Summary and Contributions: This paper introduces player representation to the problem of learning to predict hockey player identities from state information, predicted expected goals, and predicting final scores in hockey. The paper uses a combination of variational auto encoders, recurrence, and ladder agents (capturing markov game properties) to capture individual player dynamics for a large number of players. This may be of value in eSports analytics to infer the true world state from data and make predictions about individual players as well as entire games. The paper brings together a number of existing techniques, such as conditional variational auto-encoders, ladder agents, and recurrence. The architecture seems plausible and the results are largely in favor of the author's claims.

Strengths: theoretical grounding: the choice of existing techniques to merge together to work on the hockey dataset are well argued empirical evaluation: The paper looks at three different tasks that one might want to perform on the dataset. The dataset looks challenging with regard to the fact that there are large number of labels (1k players) that need to be differentiated to make predictions. Relevance to NeurIPS: The work may be of value in eSports application domains. The architecture presented may be of value to analogous world state tracking domains (other sports, military applications, robotics, etc) though the technique is only tested on one domain.

Weaknesses: empirical evaluation: There are number of weaknesses with regard to the empirical evaluation. Most directly, the expected goal results (fig 2) are not conclusive. It is unclear that the ladder aspect of the architecture is providing an improvement on this application task. There is reason to believe that the VaRLAE architecture is applicable to more domains than just hockey. It would strengthen the paper to see this applied to more sports datasets or even non-sports datasets that share similarities with respect to individual tracking (eSports for example?) with a large number of entities. The hockey dataset is fairly unique, however, with features (e.g. puck data), and this type of experimentation will tell readers how much the particular architecture is tuned to the particularities of this one dataset. The given evaluation does a nice job of ablation tests, which let the readers know what aspects of the system architecture are providing the increases in performance. The paper mentions other approaches and it might be useful to see a comparison to other papers. However, this reviewer acknowledges that the ablations may already give a general idea of how other papers will do on this dataset (given that other papers may not use this particular dataset). A direct comparison would be preferred under ideal circumstances, however. Relevance to NeurIPS: As above, more datasets and more domains will make it more clear to the NeurIPS community as to the flexibility and applicability of the proposed modeling technique.

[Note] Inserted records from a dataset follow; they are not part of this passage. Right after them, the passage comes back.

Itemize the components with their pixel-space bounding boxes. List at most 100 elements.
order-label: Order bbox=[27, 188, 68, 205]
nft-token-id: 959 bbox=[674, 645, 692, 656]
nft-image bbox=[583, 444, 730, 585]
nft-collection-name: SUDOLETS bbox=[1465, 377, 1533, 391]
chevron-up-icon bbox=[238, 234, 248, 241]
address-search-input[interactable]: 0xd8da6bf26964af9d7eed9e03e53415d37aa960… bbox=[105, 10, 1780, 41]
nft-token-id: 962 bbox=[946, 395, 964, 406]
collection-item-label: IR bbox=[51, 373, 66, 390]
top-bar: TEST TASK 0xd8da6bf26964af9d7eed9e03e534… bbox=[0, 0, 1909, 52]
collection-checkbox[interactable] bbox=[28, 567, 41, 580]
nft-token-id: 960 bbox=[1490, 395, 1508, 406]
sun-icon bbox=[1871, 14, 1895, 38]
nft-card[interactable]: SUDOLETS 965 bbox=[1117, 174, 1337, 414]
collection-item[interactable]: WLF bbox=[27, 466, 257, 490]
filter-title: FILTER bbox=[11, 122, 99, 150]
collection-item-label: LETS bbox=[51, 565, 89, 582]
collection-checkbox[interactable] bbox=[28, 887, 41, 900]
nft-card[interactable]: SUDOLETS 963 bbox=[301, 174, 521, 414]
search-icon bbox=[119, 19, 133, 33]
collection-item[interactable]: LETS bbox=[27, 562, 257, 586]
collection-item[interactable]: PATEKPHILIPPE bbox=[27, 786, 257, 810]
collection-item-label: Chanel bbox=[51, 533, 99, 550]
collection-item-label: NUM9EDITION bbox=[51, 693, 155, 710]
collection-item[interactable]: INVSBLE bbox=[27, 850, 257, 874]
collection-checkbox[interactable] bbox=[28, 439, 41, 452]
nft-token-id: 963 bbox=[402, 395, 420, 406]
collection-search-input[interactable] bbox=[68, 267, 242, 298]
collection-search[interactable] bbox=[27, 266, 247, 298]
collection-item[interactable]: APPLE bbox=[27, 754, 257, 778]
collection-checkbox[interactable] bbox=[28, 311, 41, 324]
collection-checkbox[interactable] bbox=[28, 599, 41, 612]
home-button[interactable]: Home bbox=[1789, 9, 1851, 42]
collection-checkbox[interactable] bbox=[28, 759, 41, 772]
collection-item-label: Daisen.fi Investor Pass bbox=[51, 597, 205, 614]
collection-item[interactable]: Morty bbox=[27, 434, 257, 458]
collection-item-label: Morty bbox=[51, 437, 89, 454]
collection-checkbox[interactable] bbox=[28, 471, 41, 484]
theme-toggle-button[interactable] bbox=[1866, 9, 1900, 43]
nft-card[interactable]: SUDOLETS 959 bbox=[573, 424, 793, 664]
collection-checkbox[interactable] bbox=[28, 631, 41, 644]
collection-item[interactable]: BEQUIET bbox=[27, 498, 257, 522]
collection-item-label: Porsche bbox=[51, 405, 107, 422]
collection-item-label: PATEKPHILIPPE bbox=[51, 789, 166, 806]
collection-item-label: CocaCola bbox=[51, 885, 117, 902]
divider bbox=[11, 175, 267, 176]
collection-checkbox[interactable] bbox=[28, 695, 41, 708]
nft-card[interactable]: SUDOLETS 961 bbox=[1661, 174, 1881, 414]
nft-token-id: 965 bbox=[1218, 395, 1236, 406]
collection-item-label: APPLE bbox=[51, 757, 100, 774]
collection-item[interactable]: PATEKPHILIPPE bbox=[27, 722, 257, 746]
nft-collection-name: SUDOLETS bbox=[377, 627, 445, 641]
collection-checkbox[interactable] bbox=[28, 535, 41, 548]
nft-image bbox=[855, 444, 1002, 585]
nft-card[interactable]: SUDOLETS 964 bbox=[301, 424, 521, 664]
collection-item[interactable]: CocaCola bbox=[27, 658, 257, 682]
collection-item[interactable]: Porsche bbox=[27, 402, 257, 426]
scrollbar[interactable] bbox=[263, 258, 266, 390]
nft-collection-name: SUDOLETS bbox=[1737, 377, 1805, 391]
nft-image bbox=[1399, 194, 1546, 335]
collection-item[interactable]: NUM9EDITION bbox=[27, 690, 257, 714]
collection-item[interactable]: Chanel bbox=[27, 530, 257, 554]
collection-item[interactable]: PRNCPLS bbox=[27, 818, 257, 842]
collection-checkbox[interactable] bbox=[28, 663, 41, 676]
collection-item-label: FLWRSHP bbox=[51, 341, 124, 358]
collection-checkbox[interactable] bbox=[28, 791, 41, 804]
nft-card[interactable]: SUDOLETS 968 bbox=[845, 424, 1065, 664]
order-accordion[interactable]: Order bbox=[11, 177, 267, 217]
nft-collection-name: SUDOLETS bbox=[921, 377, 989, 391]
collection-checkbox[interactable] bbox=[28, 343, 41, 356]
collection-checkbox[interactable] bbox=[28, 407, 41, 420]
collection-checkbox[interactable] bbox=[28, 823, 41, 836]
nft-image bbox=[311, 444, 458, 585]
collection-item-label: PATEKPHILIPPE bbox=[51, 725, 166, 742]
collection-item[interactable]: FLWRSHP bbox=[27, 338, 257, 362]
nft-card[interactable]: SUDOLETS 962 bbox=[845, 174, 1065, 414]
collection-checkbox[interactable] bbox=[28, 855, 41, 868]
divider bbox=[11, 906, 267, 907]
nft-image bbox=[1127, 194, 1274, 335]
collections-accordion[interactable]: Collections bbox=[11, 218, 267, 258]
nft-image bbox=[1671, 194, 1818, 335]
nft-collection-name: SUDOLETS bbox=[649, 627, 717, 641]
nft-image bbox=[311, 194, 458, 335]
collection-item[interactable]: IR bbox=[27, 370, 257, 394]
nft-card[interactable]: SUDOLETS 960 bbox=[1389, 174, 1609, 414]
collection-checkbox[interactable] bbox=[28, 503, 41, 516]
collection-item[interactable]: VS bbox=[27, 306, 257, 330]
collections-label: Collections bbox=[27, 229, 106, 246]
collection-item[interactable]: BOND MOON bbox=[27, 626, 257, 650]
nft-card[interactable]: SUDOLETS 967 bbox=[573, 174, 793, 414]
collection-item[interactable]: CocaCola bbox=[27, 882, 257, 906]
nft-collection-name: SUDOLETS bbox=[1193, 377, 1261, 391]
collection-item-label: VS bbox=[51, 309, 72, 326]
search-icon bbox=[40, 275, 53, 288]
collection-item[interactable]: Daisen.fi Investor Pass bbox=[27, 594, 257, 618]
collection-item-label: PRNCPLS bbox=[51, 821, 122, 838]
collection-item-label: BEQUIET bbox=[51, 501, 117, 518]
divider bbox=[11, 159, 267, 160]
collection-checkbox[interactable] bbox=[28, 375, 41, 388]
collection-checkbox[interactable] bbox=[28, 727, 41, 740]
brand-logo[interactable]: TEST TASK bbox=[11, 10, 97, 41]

Correctness: This reviewer has no concerns regarding correctness, although as noted above there are some questions pertaining to whether the proposed architecture is only applicable to hockey.

Clarity: The paper is well written. Figure 3 is very hard to read. There are too many plots crammed into a small space and overlapping lines and colors become very hard to distinguish.

Relation to Prior Work: The paper makes clear references to related techniques and makes clear theoretical arguments about what is missing in prior work.

Reproducibility: Yes

Additional Feedback: Broader impacts: Broader impacts section fails to point out the main application of this work is world state estimation with an emphasis on individual person tracking when dealing with a large number of known individuals. This reviewer is concerned that the proposed architecture may be applied toward activity recognition in the real world to identify and track individuals in noisy contexts. However, this reviewer also acknowledges that the current data set has a lot of features that might be unrealistic outside of sports. It would be nice to see a broader discussion on whether this concern is a plausible one in the views of the authors, who are much more aware of the possibilities and limitations of their work.